L'établissement doit également adjoindre au contrat de prêt une notice énumérant les risques garantis et précisant toutes les modalités de la mise en jeu de l'assurance (art. L. 312-9, 1er al. du code de la consommation). Cependant, il semble que la notice d'information soit désormais, d'un établissement à l'autre, annexée à l'offre préalable de prêt : à défaut, vous devez impérativement la réclamer. Quant à l'obligation de conseil, la jurisprudence veille : les prêteurs, qui avaient, par exemple, omis d'attirer l'attention sur le fait que l'assurance du prêt souscrit par un couple ne reposait que sur la tête du mari (cass. civ. 1re du 28.1.92, arrêt n° 154), ont été condamnés à des dommages et intérêts ; il en a été de même pour les prêteurs qui n'avaient pas souligné, dans l'offre de prêt, l'intérêt pour chaque emprunteur d'adhérer à l'assurance (cass. civ. 1re du 19.5.99, pourvoi n° 96-20.809).

La définition des personnes "assurables" est variable.

En règle générale, l'emprunteur, ses coemprunteurs, et les cautions (personnes physiques), peuvent adhérer à l'assurance de groupe. Parfois, comme c'est le cas à La Poste, obligation peut être faite d'être assurés à tous les emprunteurs et coemprunteurs disposant de revenus.

La souscription d'un contrat de groupe est limitée par l'âge.

Passé un certain âge, il faut savoir qu'il n'est en général plus possible de souscrire. Cette limite varie selon les établissements : fixée au 65e anniversaire pour les contrats d'Abbey National, de la Caisse d'épargne Ile-de-France-Paris et de la Caixa Bank par exemple, elle atteint 70 ans pour les contrats de la BNP-Paribas et de la Société générale.

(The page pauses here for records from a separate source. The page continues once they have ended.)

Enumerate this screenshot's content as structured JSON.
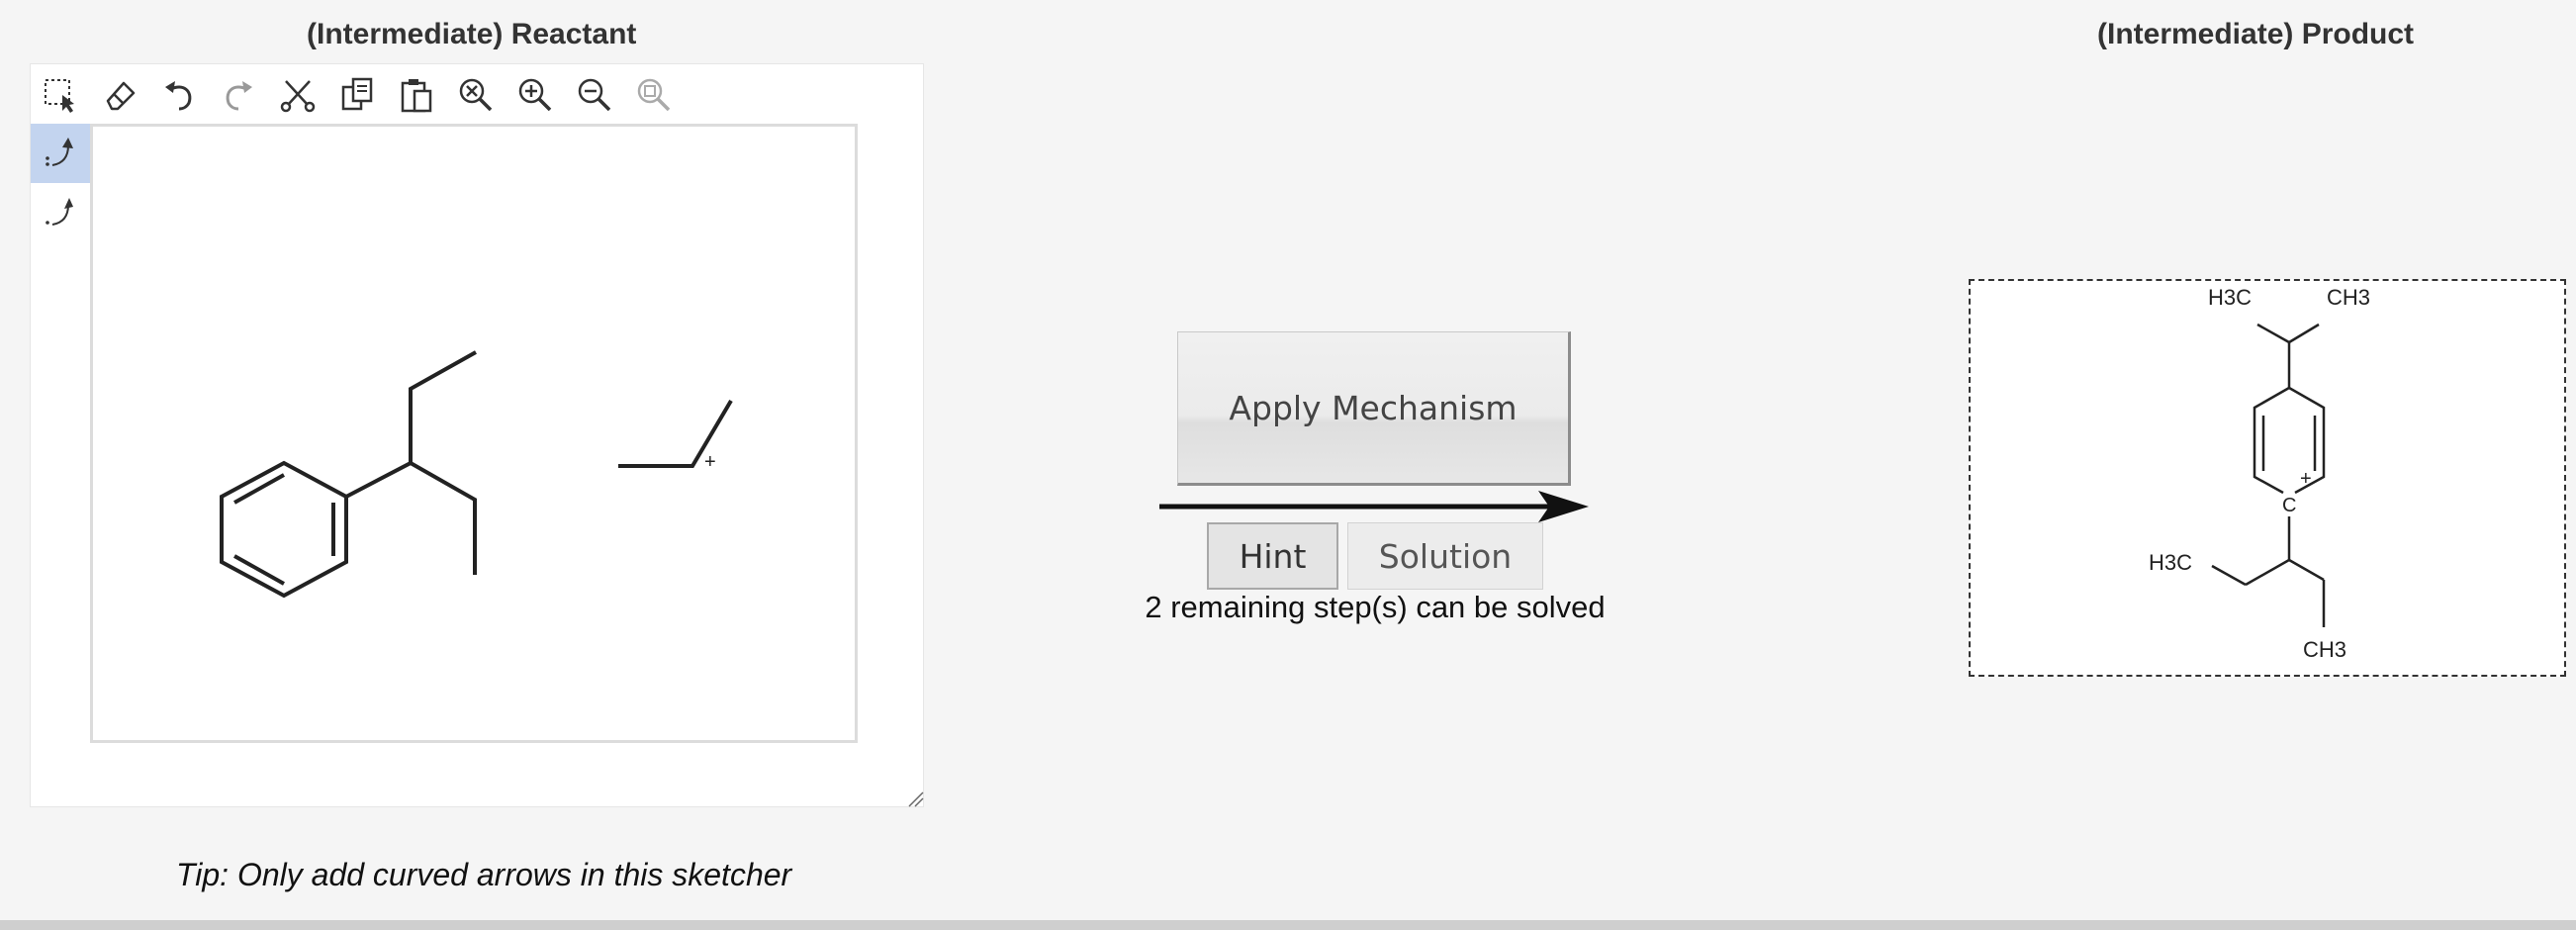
{
  "reactant_panel": {
    "title": "(Intermediate) Reactant",
    "toolbar": [
      {
        "name": "select-tool",
        "icon": "rectangle-select-icon"
      },
      {
        "name": "erase-tool",
        "icon": "eraser-icon"
      },
      {
        "name": "undo-tool",
        "icon": "undo-icon"
      },
      {
        "name": "redo-tool",
        "icon": "redo-icon"
      },
      {
        "name": "cut-tool",
        "icon": "scissors-icon"
      },
      {
        "name": "copy-tool",
        "icon": "copy-icon"
      },
      {
        "name": "paste-tool",
        "icon": "paste-icon"
      },
      {
        "name": "zoom-reset-tool",
        "icon": "zoom-reset-icon"
      },
      {
        "name": "zoom-in-tool",
        "icon": "zoom-in-icon"
      },
      {
        "name": "zoom-out-tool",
        "icon": "zoom-out-icon"
      },
      {
        "name": "zoom-fit-tool",
        "icon": "zoom-fit-icon"
      }
    ],
    "side_tools": [
      {
        "name": "electron-pair-arrow-tool",
        "icon": "curved-arrow-pair-icon",
        "active": true
      },
      {
        "name": "single-electron-arrow-tool",
        "icon": "curved-arrow-single-icon",
        "active": false
      }
    ],
    "carbocation_charge": "+",
    "tip": "Tip: Only add curved arrows in this sketcher"
  },
  "controls": {
    "apply_label": "Apply Mechanism",
    "hint_label": "Hint",
    "solution_label": "Solution",
    "steps_text": "2 remaining step(s) can be solved"
  },
  "product_panel": {
    "title": "(Intermediate) Product",
    "labels": {
      "h3c_top": "H3C",
      "ch3_top": "CH3",
      "h3c_left": "H3C",
      "ch3_bottom": "CH3",
      "charge": "+",
      "carbon": "C"
    }
  }
}
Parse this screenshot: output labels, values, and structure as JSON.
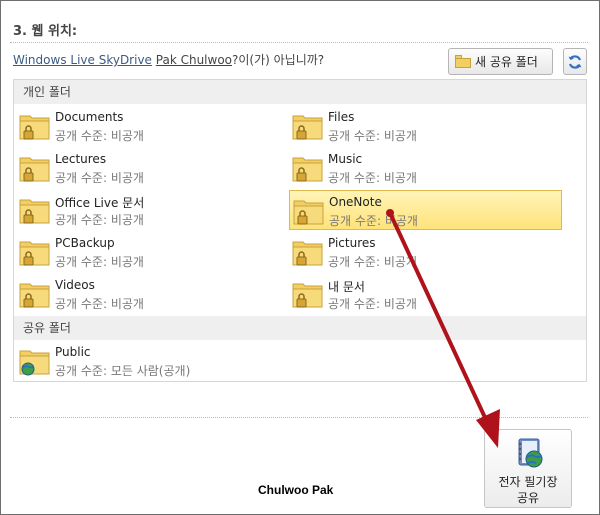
{
  "section": {
    "title": "3. 웹 위치:"
  },
  "location": {
    "service_link": "Windows Live SkyDrive",
    "user_link": "Pak Chulwoo",
    "question_suffix": "?이(가) 아닙니까?"
  },
  "toolbar": {
    "new_shared_folder_label": "새 공유 폴더",
    "refresh_icon": "refresh-icon"
  },
  "personal_group": {
    "header": "개인 폴더",
    "items": [
      {
        "name": "Documents",
        "access": "공개 수준: 비공개"
      },
      {
        "name": "Files",
        "access": "공개 수준: 비공개"
      },
      {
        "name": "Lectures",
        "access": "공개 수준: 비공개"
      },
      {
        "name": "Music",
        "access": "공개 수준: 비공개"
      },
      {
        "name": "Office Live 문서",
        "access": "공개 수준: 비공개"
      },
      {
        "name": "OneNote",
        "access": "공개 수준: 비공개",
        "selected": true
      },
      {
        "name": "PCBackup",
        "access": "공개 수준: 비공개"
      },
      {
        "name": "Pictures",
        "access": "공개 수준: 비공개"
      },
      {
        "name": "Videos",
        "access": "공개 수준: 비공개"
      },
      {
        "name": "내 문서",
        "access": "공개 수준: 비공개"
      }
    ]
  },
  "shared_group": {
    "header": "공유 폴더",
    "items": [
      {
        "name": "Public",
        "access": "공개 수준: 모든 사람(공개)"
      }
    ]
  },
  "footer": {
    "caption": "Chulwoo Pak",
    "share_button_line1": "전자 필기장",
    "share_button_line2": "공유"
  },
  "colors": {
    "folder_yellow": "#f2cf63",
    "selection": "#ffe37a",
    "annotation_arrow": "#b0121b",
    "link_blue": "#3b5b86"
  }
}
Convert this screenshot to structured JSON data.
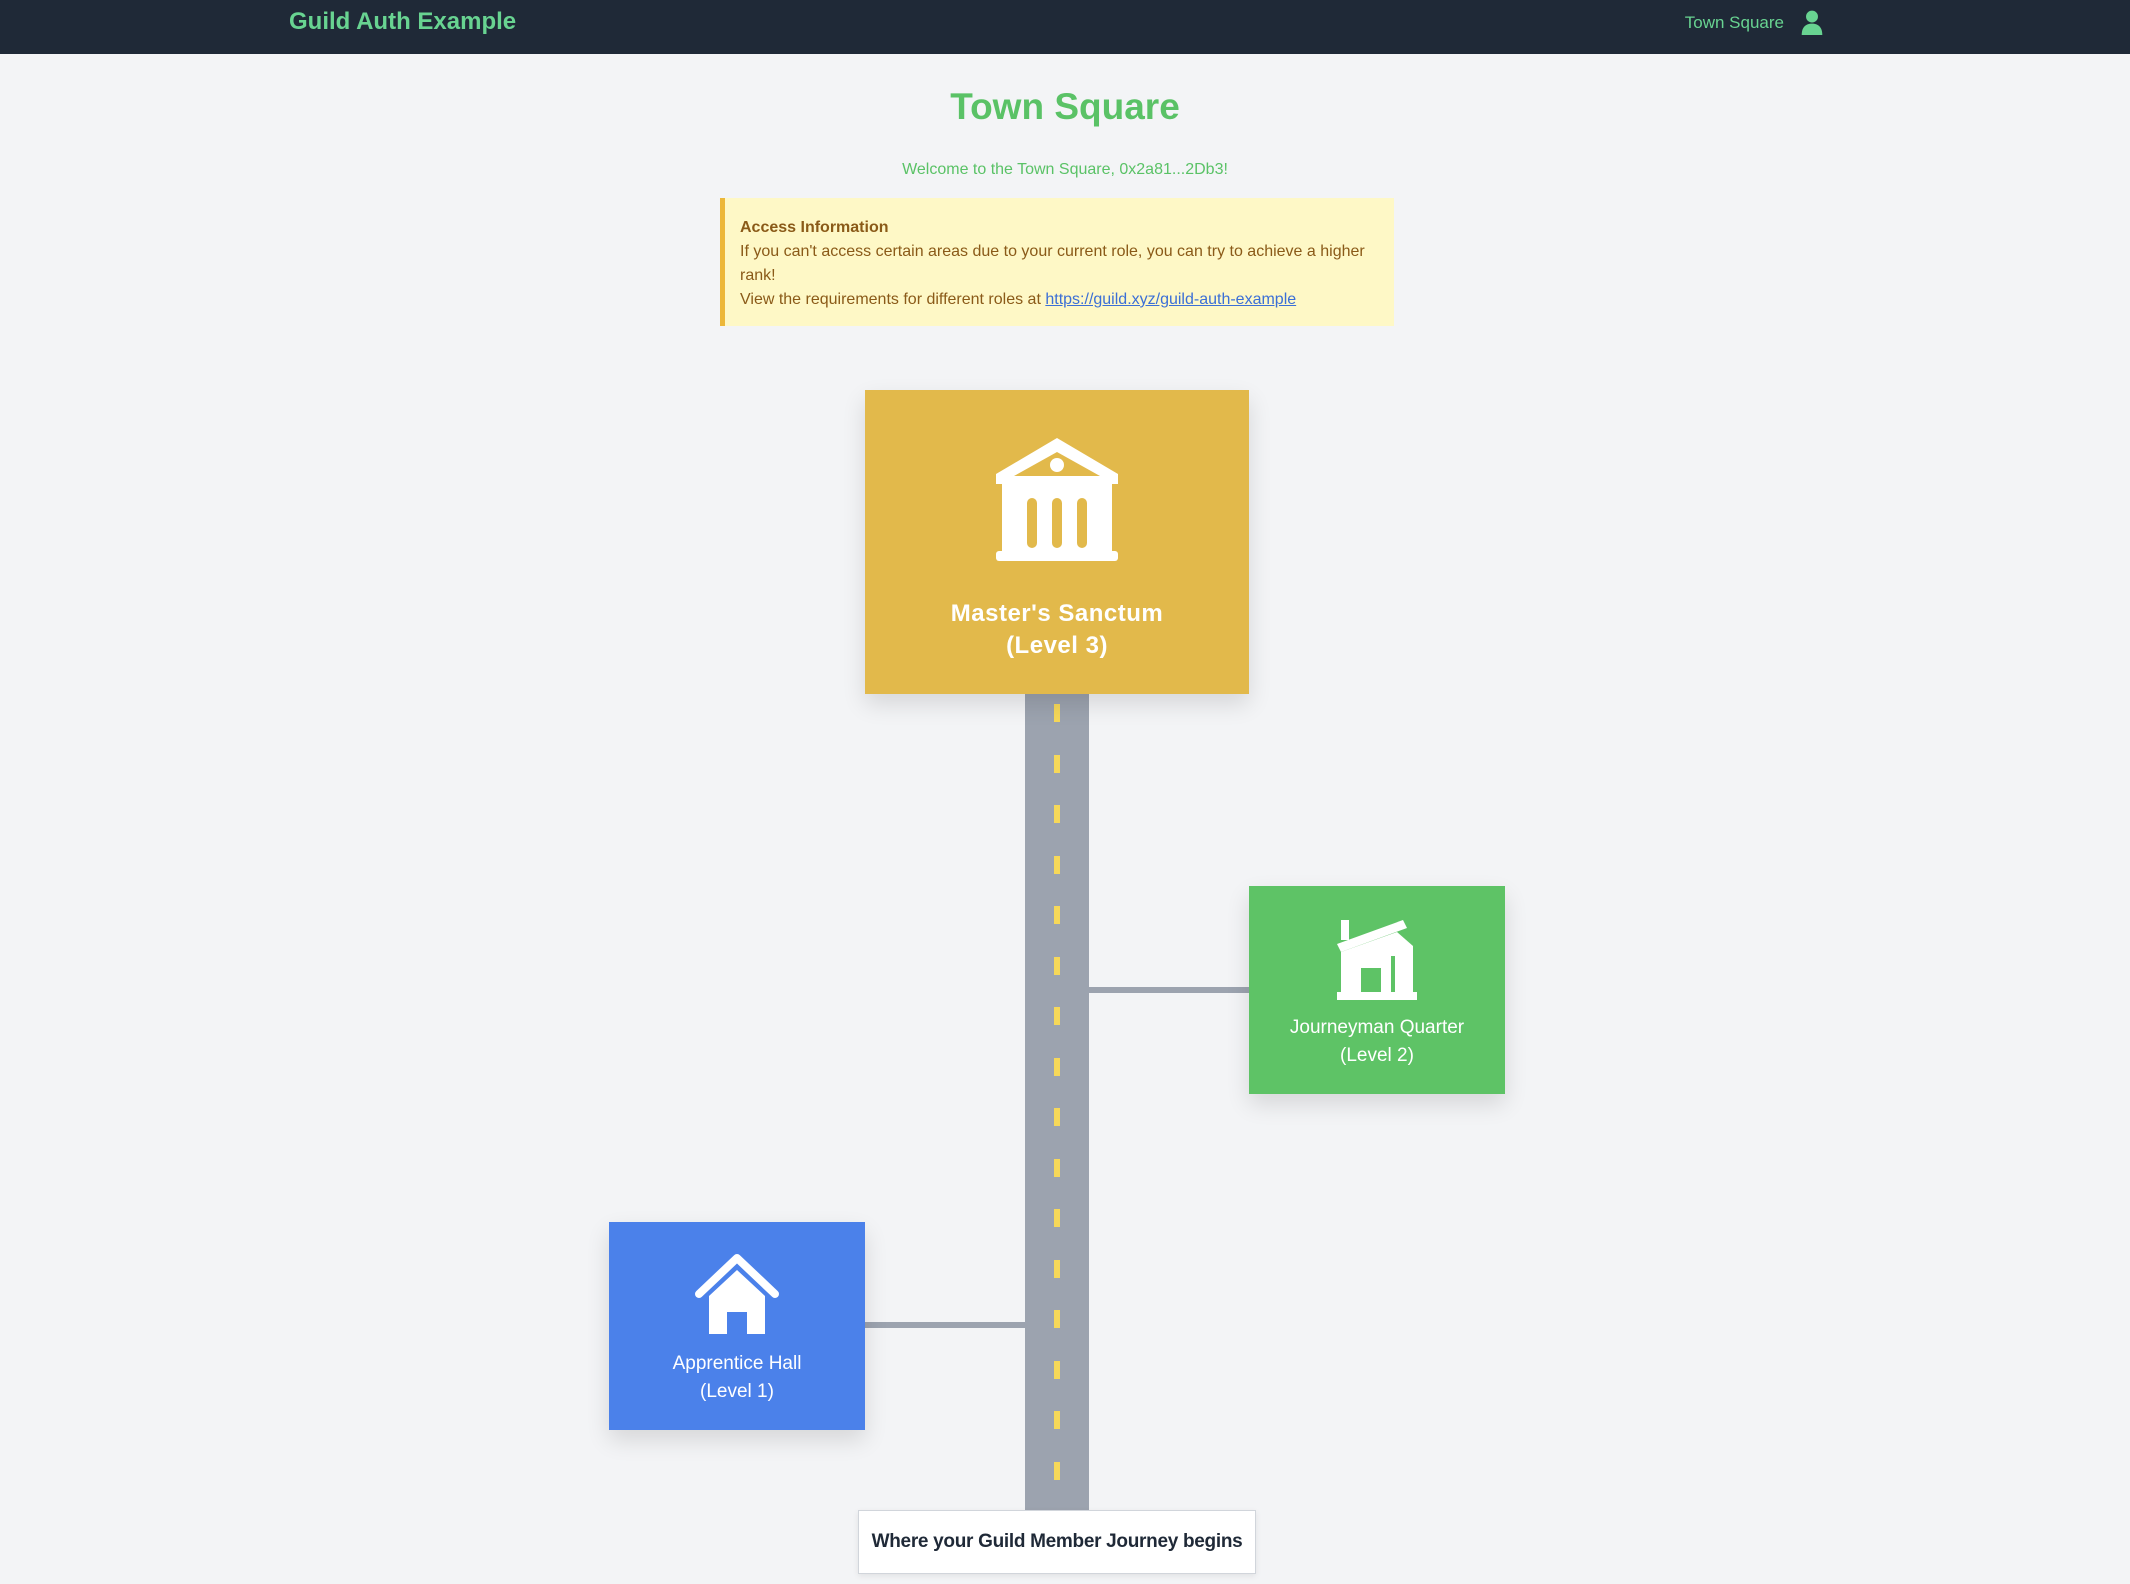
{
  "navbar": {
    "brand": "Guild Auth Example",
    "link": "Town Square",
    "user_icon": "user-icon"
  },
  "page": {
    "title": "Town Square",
    "welcome": "Welcome to the Town Square, 0x2a81...2Db3!"
  },
  "alert": {
    "title": "Access Information",
    "line1": "If you can't access certain areas due to your current role, you can try to achieve a higher rank!",
    "line2_prefix": "View the requirements for different roles at",
    "link": "https://guild.xyz/guild-auth-example"
  },
  "buildings": {
    "master": {
      "name": "Master's Sanctum",
      "level": "(Level 3)",
      "icon": "bank-icon",
      "color": "#e2b94b"
    },
    "journeyman": {
      "name": "Journeyman Quarter",
      "level": "(Level 2)",
      "icon": "house-chimney-icon",
      "color": "#5ec366"
    },
    "apprentice": {
      "name": "Apprentice Hall",
      "level": "(Level 1)",
      "icon": "home-icon",
      "color": "#4b81ea"
    }
  },
  "journey_label": "Where your Guild Member Journey begins",
  "colors": {
    "navbar_bg": "#1f2937",
    "accent_green": "#68d391",
    "road": "#9ca3af",
    "road_dash": "#f6d859",
    "alert_bg": "#fef8c6",
    "alert_border": "#ecb739"
  }
}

Les différents risques couverts sont, eux aussi, garantis, aux conditions tarifaires usuelles, jusqu'à un certain âge. C'est pour le décès que la limite de garantie est la plus longue : elle est fixée au 70e anniversaire de l'assuré dans les contrats de la Caisse d'épargne Ile-de-France-Paris et de La Poste (l'assuré a la possibilité de souscrire une "garantie personnes âgées" qui lui permet d'être couvert 5 années de plus), au 31 décembre qui suit son 70e anniversaire dans les contrats du Crédit du Nord et de la Société générale (la garantie peut également être prolongée de 5 années, moyennant des cotisations plus élevées), et enfin 75 ans dans les contrats de l'UCB et de la Caixa Bank.

Pour les risques incapacité totale temporaire de travail et perte d'autonomie, la garantie cesse très souvent à 65 ans. Dans l'hypothèse où l'emprunteur a passé cet âge et n'a pas encore remboursé la totalité de son prêt, il ne sera plus garanti que contre le risque de décès, mais sa cotisation ne sera pas diminuée pour autant. Chaque contrat comporte un plafond de garantie pour un même assuré. Il est généralement suffisant pour couvrir l'ensemble des prêts contractés au sein d'un seul et même établissement : 3,5 millions de francs à la BNP-Paribas, 5 millions de francs à La Poste et chez Abbey National et 10 millions de francs à la Société générale et au Crédit lyonnais notamment. Ce plafond peut être revu à la baisse (1 million de francs dans le contrat de la Société générale) pour les emprunteurs âgés.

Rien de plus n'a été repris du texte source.